人は頭で考えてばかりでは正しいか正しくないかという正解ばかりを探していくものです。最初から頭で考えてしまっていたら、頭で考えないことがわからなくなるものです。

例えば、ある人を理解するのに立場や肩書で入ってしまうとその人の初心や目的を理解するよりも手段や方法ばかりに囚われてしまいます。

人は本来、目的があるからそれをやるのであり、その初心が何かがわからなければ本当の意味で頭で考えずに深く味わい理解することができません。何のためにやるのかということを確認せずにいくら頭で考えて予測推察しても本当の理由はわからないことが多いのです。

私は目的を確認するタイプですから、なぜそれを聞くのかと驚かれることがあります。しかし本質を知らなければ、話が進まず、目的や方向性を確かめなければその人が本心から思っていることがわかりません。

常にその人の本質や本心を確認しておけば、相手がもしもブレていても私が話をする中で原点回帰することもできます。お互いにそうやって自分たちがなぜご縁があったのか、ここで一緒にいるのかを確認することは仕合せなことであり、共に助け合い仲間として協力し合う喜びもまた感じ合えるように思います。

現代はスピード社會で、いちいちそんなことを確認する暇などもないのかもしれません。しかし、それは敢えて時間をとってでも確認しないとその目的のずれが時に大きな勘違いをつくり周囲に迷惑をかけてしまうこともあります。まず自分自身が何のために何を信じて取り組んでいるのか、それをブレないこと、そしてともに出会った人とその目的を分かち合うこと、ここからはじめて人と人の深い絆がはじまります。

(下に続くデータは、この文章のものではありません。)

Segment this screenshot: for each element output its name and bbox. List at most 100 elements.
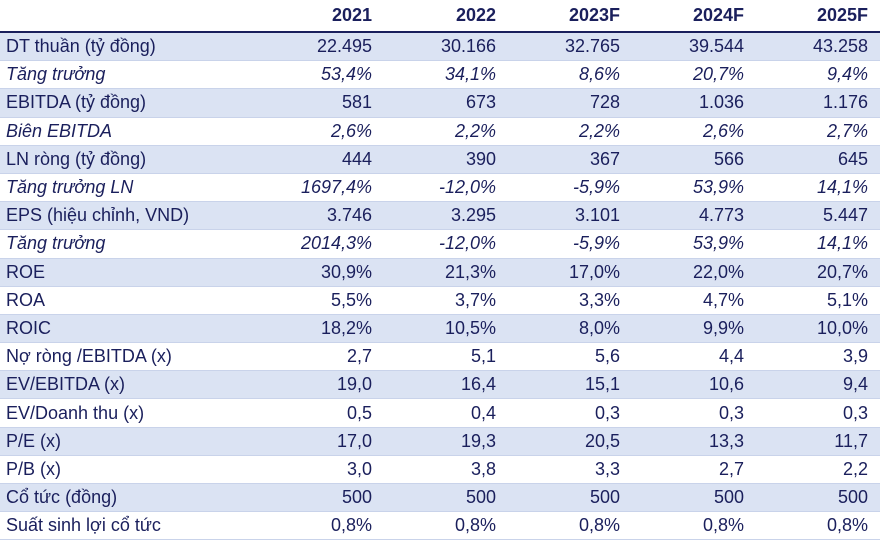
cell-value: 9,4% — [756, 60, 880, 90]
header-year-2025f: 2025F — [756, 0, 880, 33]
table-row: LN ròng (tỷ đồng) 444 390 367 566 645 — [0, 145, 880, 174]
cell-value: 2,7 — [260, 342, 384, 372]
cell-value: 8,6% — [508, 60, 632, 90]
row-label: ROE — [0, 258, 260, 287]
cell-value: 4.773 — [632, 201, 756, 231]
cell-value: 5,5% — [260, 286, 384, 315]
cell-value: 1.036 — [632, 88, 756, 118]
cell-value: 2,7 — [632, 455, 756, 485]
cell-value: 2,2% — [384, 117, 508, 146]
cell-value: 3.295 — [384, 201, 508, 231]
cell-value: 3,3 — [508, 455, 632, 485]
cell-value: -5,9% — [508, 173, 632, 203]
cell-value: 19,0 — [260, 370, 384, 400]
cell-value: 2,7% — [756, 117, 880, 146]
table-row: P/E (x) 17,0 19,3 20,5 13,3 11,7 — [0, 427, 880, 456]
cell-value: 3,7% — [384, 286, 508, 315]
cell-value: 0,5 — [260, 398, 384, 428]
cell-value: 1.176 — [756, 88, 880, 118]
cell-value: 53,4% — [260, 60, 384, 90]
cell-value: 500 — [508, 483, 632, 513]
cell-value: 10,6 — [632, 370, 756, 400]
cell-value: 500 — [384, 483, 508, 513]
cell-value: 0,8% — [756, 511, 880, 541]
cell-value: 728 — [508, 88, 632, 118]
cell-value: 9,4 — [756, 370, 880, 400]
cell-value: 4,7% — [632, 286, 756, 315]
cell-value: 3.101 — [508, 201, 632, 231]
header-year-2024f: 2024F — [632, 0, 756, 33]
cell-value: 4,4 — [632, 342, 756, 372]
cell-value: 10,5% — [384, 314, 508, 344]
row-label: Suất sinh lợi cổ tức — [0, 511, 260, 541]
cell-value: 2014,3% — [260, 229, 384, 259]
cell-value: 19,3 — [384, 427, 508, 456]
cell-value: 2,6% — [632, 117, 756, 146]
cell-value: 53,9% — [632, 173, 756, 203]
row-label: Tăng trưởng — [0, 60, 260, 90]
cell-value: 5.447 — [756, 201, 880, 231]
table-row: Tăng trưởng LN 1697,4% -12,0% -5,9% 53,9% 14,… — [0, 173, 880, 203]
table-row: DT thuần (tỷ đồng) 22.495 30.166 32.765 39.5… — [0, 32, 880, 62]
cell-value: 10,0% — [756, 314, 880, 344]
cell-value: 566 — [632, 145, 756, 174]
cell-value: 17,0 — [260, 427, 384, 456]
table-row: EPS (hiệu chỉnh, VND) 3.746 3.295 3.101 4.77… — [0, 201, 880, 231]
row-label: EBITDA (tỷ đồng) — [0, 88, 260, 118]
table-row: Cổ tức (đồng) 500 500 500 500 500 — [0, 483, 880, 513]
cell-value: 2,6% — [260, 117, 384, 146]
cell-value: 20,7% — [756, 258, 880, 287]
table-row: ROE 30,9% 21,3% 17,0% 22,0% 20,7% — [0, 258, 880, 287]
cell-value: 0,8% — [508, 511, 632, 541]
row-label: ROIC — [0, 314, 260, 344]
cell-value: 43.258 — [756, 32, 880, 62]
row-label: EV/Doanh thu (x) — [0, 398, 260, 428]
cell-value: 11,7 — [756, 427, 880, 456]
cell-value: 2,2% — [508, 117, 632, 146]
cell-value: 32.765 — [508, 32, 632, 62]
header-year-2023f: 2023F — [508, 0, 632, 33]
cell-value: 500 — [632, 483, 756, 513]
cell-value: -5,9% — [508, 229, 632, 259]
cell-value: 581 — [260, 88, 384, 118]
cell-value: 3,3% — [508, 286, 632, 315]
row-label: LN ròng (tỷ đồng) — [0, 145, 260, 174]
cell-value: 3,8 — [384, 455, 508, 485]
row-label: Cổ tức (đồng) — [0, 483, 260, 513]
cell-value: 3,9 — [756, 342, 880, 372]
cell-value: 0,8% — [632, 511, 756, 541]
cell-value: 30,9% — [260, 258, 384, 287]
cell-value: 0,3 — [508, 398, 632, 428]
row-label: DT thuần (tỷ đồng) — [0, 32, 260, 62]
header-year-2022: 2022 — [384, 0, 508, 33]
cell-value: 0,3 — [632, 398, 756, 428]
table-row: Suất sinh lợi cổ tức 0,8% 0,8% 0,8% 0,8% 0,8% — [0, 511, 880, 541]
cell-value: 2,2 — [756, 455, 880, 485]
cell-value: 0,3 — [756, 398, 880, 428]
cell-value: 5,1% — [756, 286, 880, 315]
table-row: Nợ ròng /EBITDA (x) 2,7 5,1 5,6 4,4 3,9 — [0, 342, 880, 372]
cell-value: 673 — [384, 88, 508, 118]
table-row: EV/Doanh thu (x) 0,5 0,4 0,3 0,3 0,3 — [0, 398, 880, 428]
cell-value: 14,1% — [756, 229, 880, 259]
table-row: EBITDA (tỷ đồng) 581 673 728 1.036 1.176 — [0, 88, 880, 118]
cell-value: -12,0% — [384, 229, 508, 259]
row-label: Tăng trưởng LN — [0, 173, 260, 203]
cell-value: 20,7% — [632, 60, 756, 90]
cell-value: -12,0% — [384, 173, 508, 203]
cell-value: 5,1 — [384, 342, 508, 372]
table-row: Tăng trưởng 2014,3% -12,0% -5,9% 53,9% 14,1% — [0, 229, 880, 259]
cell-value: 13,3 — [632, 427, 756, 456]
row-label: Nợ ròng /EBITDA (x) — [0, 342, 260, 372]
row-label: ROA — [0, 286, 260, 315]
cell-value: 500 — [756, 483, 880, 513]
cell-value: 22.495 — [260, 32, 384, 62]
row-label: P/E (x) — [0, 427, 260, 456]
cell-value: 39.544 — [632, 32, 756, 62]
row-label: Biên EBITDA — [0, 117, 260, 146]
cell-value: 390 — [384, 145, 508, 174]
cell-value: 22,0% — [632, 258, 756, 287]
table-row: EV/EBITDA (x) 19,0 16,4 15,1 10,6 9,4 — [0, 370, 880, 400]
table-body: DT thuần (tỷ đồng) 22.495 30.166 32.765 39.5… — [0, 32, 880, 541]
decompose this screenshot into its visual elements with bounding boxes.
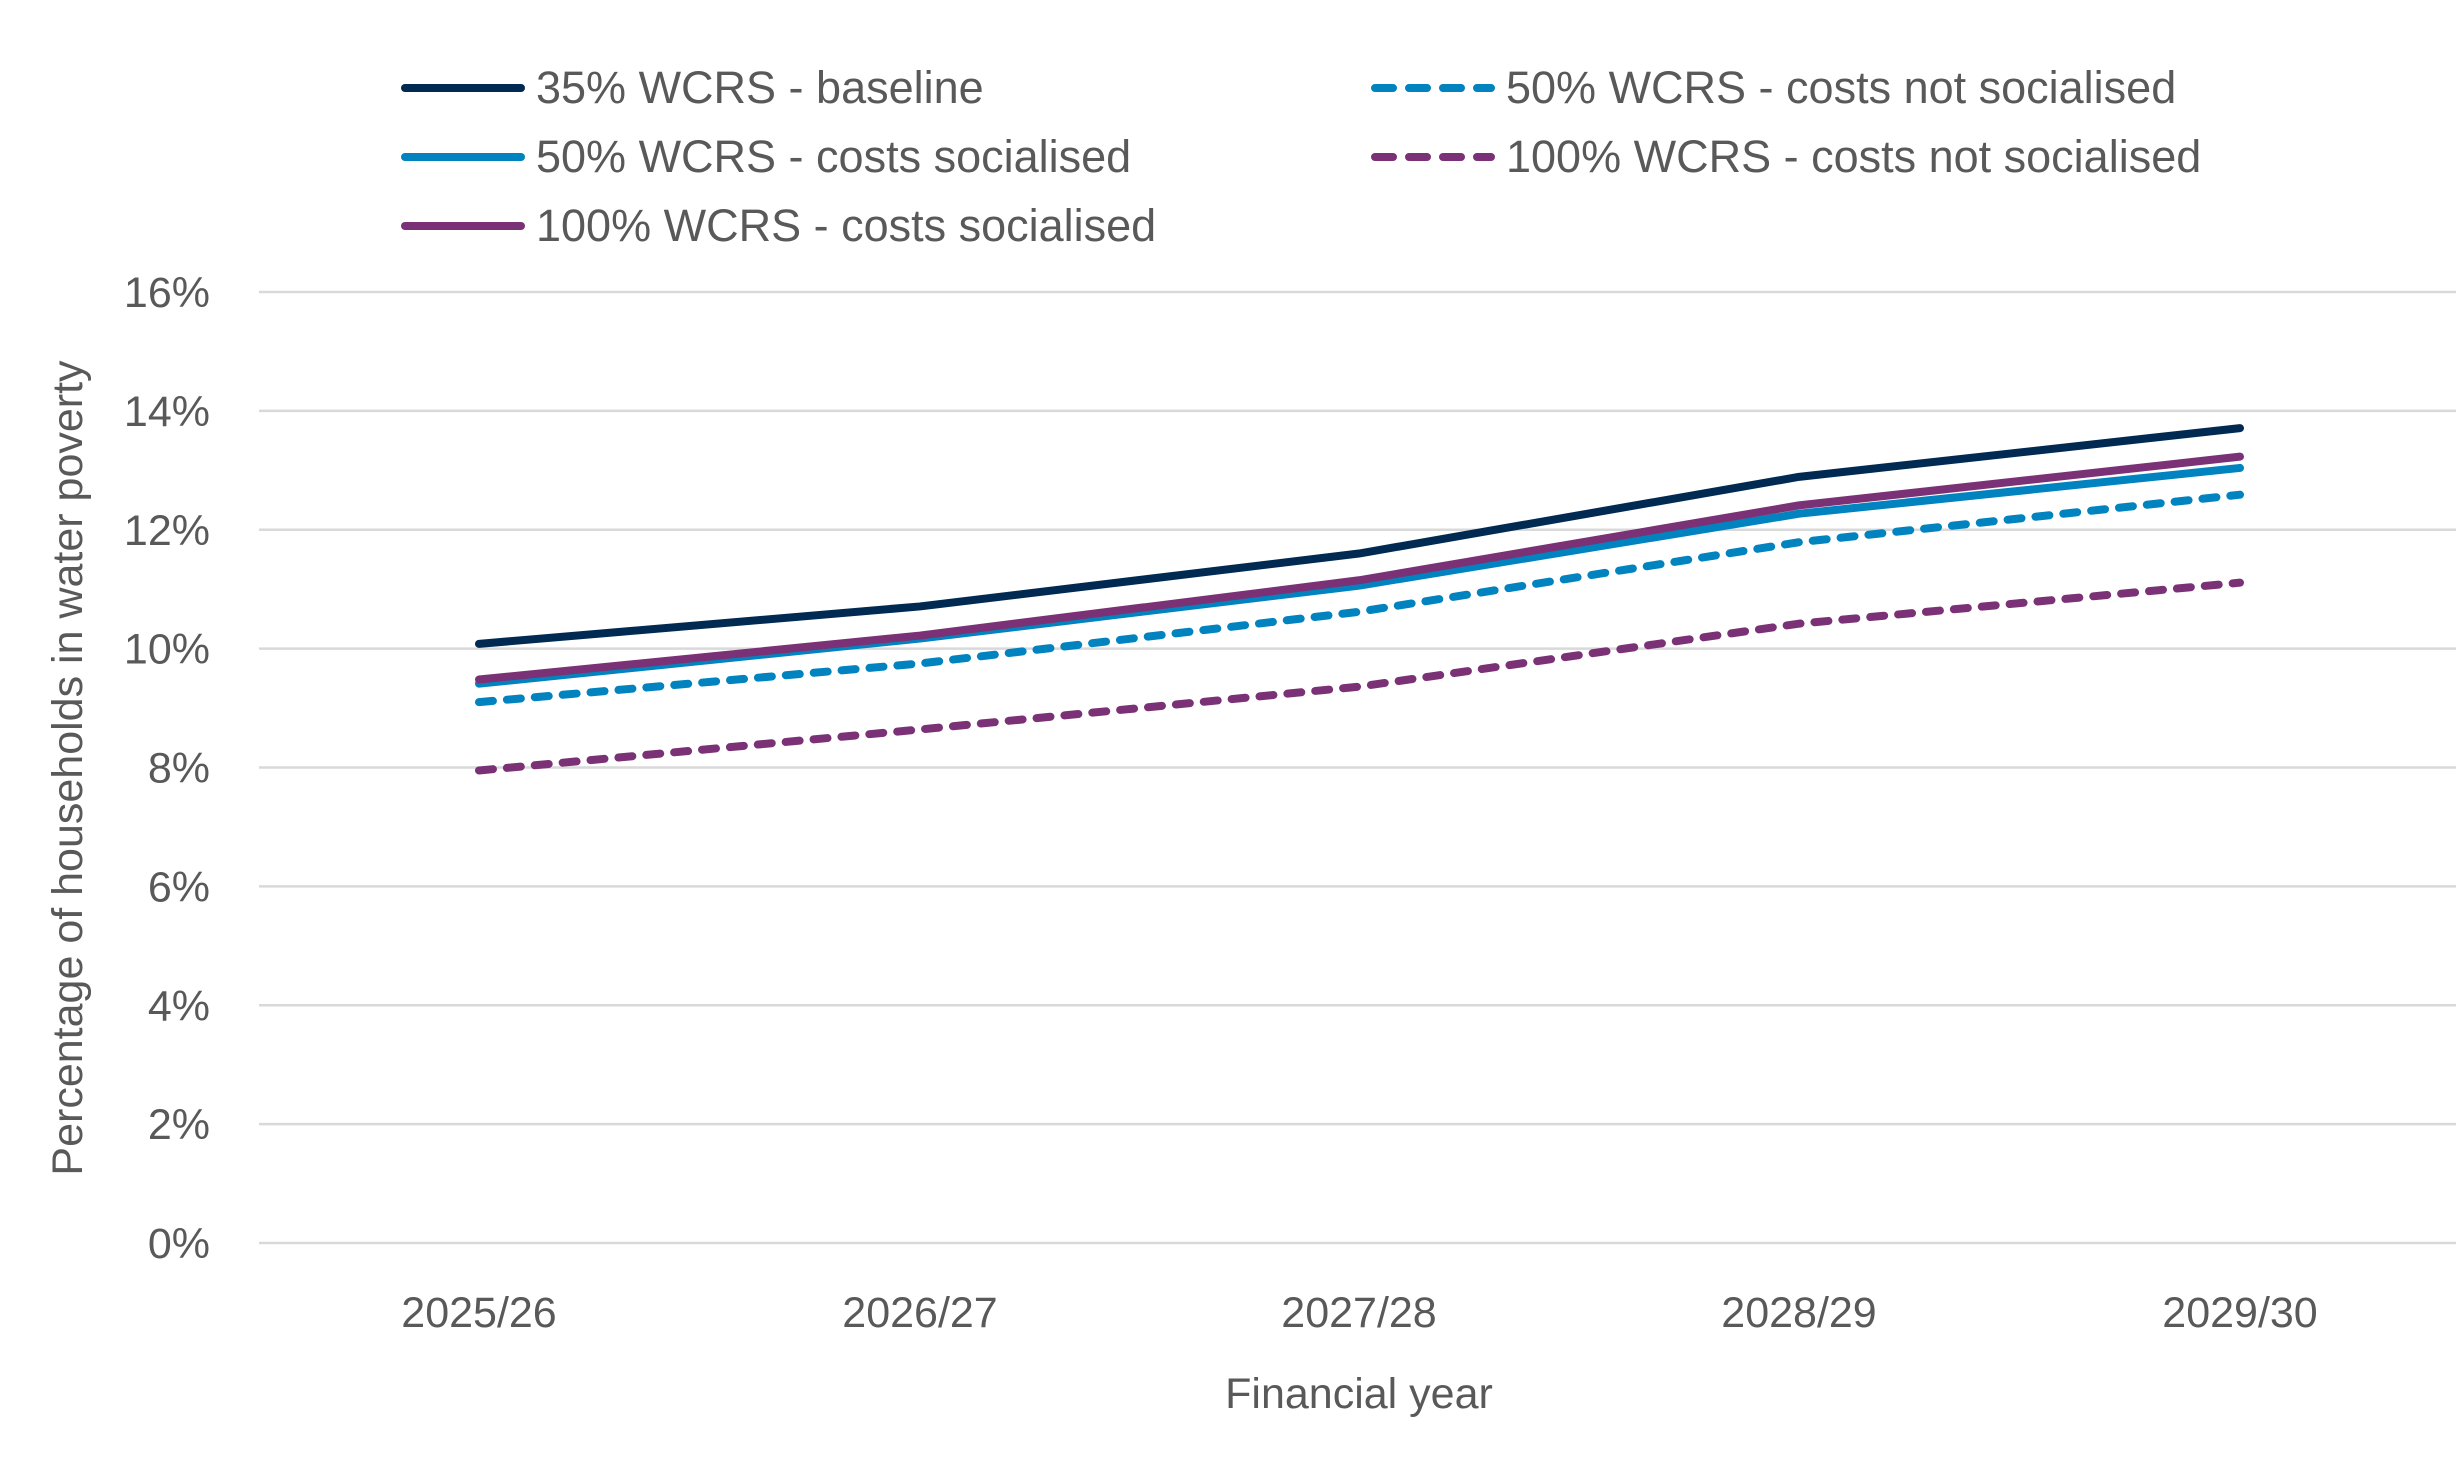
legend: 35% WCRS - baseline 50% WCRS - costs not …: [401, 62, 2201, 251]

私はモノに接するときもまた、そのものの徳というか目的に触れて敢えて手間暇をかけて取り組むようにしています。それがその人の初心を思い出し、いつまでもその人のままで本音本心を呼び覚ます切っ掛けにもなるからです。

目指している世の中や、それぞれのご縁の仕合せのために、初心を伝承していきたいと思います。